Autoriser les bons crawlers. GPTBot, ClaudeBot, PerplexityBot doivent être explicitement autorisés dans votre robots.txt. Si vous les bloquez, vous n’existez pas dans les réponses de ces plateformes.

Renforcer les signaux d’autorité. Le balisage Schema.org (Organization, LocalBusiness, Article) prend plus de valeur quand les modèles cherchent à attribuer une source fiable.

Mesurer différemment. Depuis le 3 juin 2026, Google Search Console propose des rapports de performance dédiés aux AI Overviews. Les impressions et les pages citées sont disponibles. Commencez à les regarder.

Surveiller votre réputation auprès des modèles. Les IA peuvent halluciner, confondre des sources, ou rapporter des informations périmées sur votre entreprise. C’est un axe de veille nouveau.

La séquence qu’on a déjà vue

Si vous travaillez le web depuis quelques années, vous reconnaissez le pattern. Facebook first, AMP, Instant Articles, video first : à chaque nouveau format d’affichage, le même scénario s’est répété. Des consultants ont déclaré une rupture, vendu une infrastructure à reconstruire, et sont revenus deux ou trois ans plus tard expliquer que les fondamentaux avaient seulement été étendus à un nouveau contexte.

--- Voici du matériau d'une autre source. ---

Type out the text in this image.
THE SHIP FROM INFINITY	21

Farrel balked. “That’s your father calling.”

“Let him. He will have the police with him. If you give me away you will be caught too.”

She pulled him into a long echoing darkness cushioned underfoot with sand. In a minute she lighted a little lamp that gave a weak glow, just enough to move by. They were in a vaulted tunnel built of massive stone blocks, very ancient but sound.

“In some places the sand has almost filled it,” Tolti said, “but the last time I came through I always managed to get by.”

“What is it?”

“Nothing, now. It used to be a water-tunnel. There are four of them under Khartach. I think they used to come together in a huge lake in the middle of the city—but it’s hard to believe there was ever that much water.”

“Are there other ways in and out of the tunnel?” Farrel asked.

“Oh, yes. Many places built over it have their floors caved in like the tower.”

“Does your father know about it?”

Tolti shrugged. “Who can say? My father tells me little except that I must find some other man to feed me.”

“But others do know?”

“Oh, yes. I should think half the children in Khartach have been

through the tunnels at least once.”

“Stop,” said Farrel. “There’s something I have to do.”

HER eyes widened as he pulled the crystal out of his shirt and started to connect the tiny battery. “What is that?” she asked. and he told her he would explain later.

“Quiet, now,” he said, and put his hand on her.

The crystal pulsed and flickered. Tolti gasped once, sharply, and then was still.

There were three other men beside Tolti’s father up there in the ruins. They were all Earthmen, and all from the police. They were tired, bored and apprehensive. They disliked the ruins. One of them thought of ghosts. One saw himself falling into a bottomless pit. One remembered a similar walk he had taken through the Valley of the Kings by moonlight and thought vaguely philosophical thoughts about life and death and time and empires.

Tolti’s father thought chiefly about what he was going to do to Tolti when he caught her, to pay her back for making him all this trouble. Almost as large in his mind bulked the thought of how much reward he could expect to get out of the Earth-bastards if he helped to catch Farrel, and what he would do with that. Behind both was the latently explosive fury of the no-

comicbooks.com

Le GEO n’est pas différent. La rupture, cette fois encore, est surtout narrative.

Ce que ça veut dire pour vous

Si vous gérez un site en Belgique ou en France et que quelqu’un essaie de vous vendre une « stratégie GEO » distincte de votre SEO existant, posez une question simple : est-ce que 80 % de ce qu’ils vous proposent ne ressemble pas exactement à du bon SEO fondamental ? Si oui, vous savez ce que vous achetez.

L’IA générative est une réalité. Les AI Overviews captent déjà 48 % des requêtes suivies par BrightEdge, en hausse de 58 % sur un an. Ce n’est pas une tendance à ignorer.

Mais le travail à faire est mesurable, exécutable, et largement continuiste. Pas de ligne budgétaire séparée. Pas de remise à zéro. Le SEO ne sera pas remplacé par le GEO — parce que le GEO, à 94 %, reste du SEO.